Guilherme Chambarelli

A Solução de Consulta Cosit nº 72, publicada em abril de 2025, traz nova camada de densidade interpretativa ao debate sobre a compatibilidade entre o regime de lucro presumido e a existência de vínculos societários e operacionais entre empresas do mesmo grupo econômico. No centro da questão está um ponto de tensão recorrente: até que ponto a autonomia formal das pessoas jurídicas prevalece sobre os elementos materiais que indicam identidade substancial entre empresas?

A consulente, cuja totalidade das quotas foi adquirida por uma sociedade optante do lucro real e que exerce exatamente as mesmas atividades, questiona se pode manter-se no regime do lucro presumido. A resposta da Receita é, como de praxe, condicional: pode, desde que haja efetiva independência operacional, administrativa e patrimonial. Caso contrário, as empresas serão tratadas como uma só – com implicações diretas na centralização da apuração do IRPJ e na obrigatoriedade de adoção do mesmo regime tributário.

A dicotomia entre forma e substância

O ponto central da análise é a distinção entre duas figuras: o grupo econômico legítimo e o grupo econômico irregular. O primeiro decorre da Lei das Sociedades por Ações (Lei nº 6.404/1976, especialmente seus Capítulos XX e XXI), admitindo múltiplas pessoas jurídicas com relações societárias entre si, mas que preservam independência funcional. O segundo, por outro lado, caracteriza-se pela existência de uma só estrutura econômica que, sob o manto de diversas pessoas jurídicas, atua de forma integrada, com confusão patrimonial, identidade de direção e operação e, frequentemente, finalidade de planejamento tributário abusivo.

A Receita recorre ao Parecer Normativo COSIT nº 4/2018 para enfatizar que a mera identidade de objeto social, de quadro societário ou mesmo de marca não basta para descaracterizar a autonomia jurídica das empresas. É preciso algo mais – a prova de que, apesar das aparências, há um só centro de decisão e uma só unidade empresarial, ainda que formalmente repartida em múltiplos CNPJs.
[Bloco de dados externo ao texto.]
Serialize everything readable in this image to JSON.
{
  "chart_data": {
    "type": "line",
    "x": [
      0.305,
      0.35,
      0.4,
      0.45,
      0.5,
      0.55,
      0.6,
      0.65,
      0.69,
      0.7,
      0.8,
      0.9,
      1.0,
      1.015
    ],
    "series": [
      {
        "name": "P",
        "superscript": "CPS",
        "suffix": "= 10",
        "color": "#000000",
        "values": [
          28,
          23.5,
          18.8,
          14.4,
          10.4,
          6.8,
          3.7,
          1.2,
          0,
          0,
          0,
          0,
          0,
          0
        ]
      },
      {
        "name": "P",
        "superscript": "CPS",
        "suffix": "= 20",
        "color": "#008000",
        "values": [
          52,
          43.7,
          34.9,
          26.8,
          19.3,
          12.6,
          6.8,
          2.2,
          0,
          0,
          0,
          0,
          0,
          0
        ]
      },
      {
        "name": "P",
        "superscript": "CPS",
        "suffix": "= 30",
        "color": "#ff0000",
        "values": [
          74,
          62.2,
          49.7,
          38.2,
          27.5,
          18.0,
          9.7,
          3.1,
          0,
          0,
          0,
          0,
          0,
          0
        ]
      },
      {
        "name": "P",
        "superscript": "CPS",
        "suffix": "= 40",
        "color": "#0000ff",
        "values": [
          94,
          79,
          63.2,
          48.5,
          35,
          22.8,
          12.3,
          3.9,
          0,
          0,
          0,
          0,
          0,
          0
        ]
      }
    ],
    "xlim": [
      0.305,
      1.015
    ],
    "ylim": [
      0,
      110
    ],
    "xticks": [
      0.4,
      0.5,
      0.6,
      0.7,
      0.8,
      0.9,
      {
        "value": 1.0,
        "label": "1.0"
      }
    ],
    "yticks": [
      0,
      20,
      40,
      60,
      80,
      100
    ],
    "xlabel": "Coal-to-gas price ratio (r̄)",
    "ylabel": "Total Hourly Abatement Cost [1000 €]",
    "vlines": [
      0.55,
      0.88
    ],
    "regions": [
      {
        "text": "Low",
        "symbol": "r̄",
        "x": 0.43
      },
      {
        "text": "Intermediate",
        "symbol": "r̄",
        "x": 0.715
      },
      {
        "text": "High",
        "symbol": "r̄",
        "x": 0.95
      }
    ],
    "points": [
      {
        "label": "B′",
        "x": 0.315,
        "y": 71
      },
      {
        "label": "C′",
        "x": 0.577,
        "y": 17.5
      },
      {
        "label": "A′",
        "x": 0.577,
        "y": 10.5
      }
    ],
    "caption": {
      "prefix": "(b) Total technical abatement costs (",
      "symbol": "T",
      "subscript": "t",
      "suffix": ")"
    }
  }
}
Critérios de distinção e risco de enquadramento

A Solução de Consulta destaca, com precisão, os critérios que afastam a obrigatoriedade de unificação da apuração do IRPJ:

  • Autonomia administrativa: as decisões estratégicas são tomadas de forma independente;

  • Autonomia operacional: as atividades produtivas e comerciais não se confundem;

  • Autonomia patrimonial: não há comunhão informal de recursos, bens ou receitas;

  • Localização geográfica diversa e atuação sob marcas próprias.

Na hipótese em que esses elementos estiverem efetivamente presentes – e demonstráveis em eventual fiscalização – a empresa adquirida poderá permanecer no lucro presumido, independentemente do regime tributário da controladora. Aqui reside um ponto jurídico crucial: o regime tributário é próprio a cada pessoa jurídica e não se transmite por simples relação societária.

Contudo, se restar caracterizado que ambas operam como uma só empresa fática, mesmo com CNPJs distintos, incidirá o disposto na legislação do IRPJ que impõe apuração centralizada e adoção compulsória do lucro real – especialmente quando as atividades alcançam patamares de receita bruta acima do limite legal do art. 587 do RIR/2018 (R$ 78 milhões ao ano).

Planejamento lícito versus simulação

É legítimo estruturar um grupo empresarial com múltiplas pessoas jurídicas, desde que cada uma desempenhe função autônoma e real. No entanto, quando essa multiplicidade de CNPJs serve apenas como cortina formal para fragmentar artificialmente receitas, pulverizar lucros ou manipular bases de cálculo, o Fisco poderá, mediante fiscalização, desconsiderar as personalidades jurídicas envolvidas.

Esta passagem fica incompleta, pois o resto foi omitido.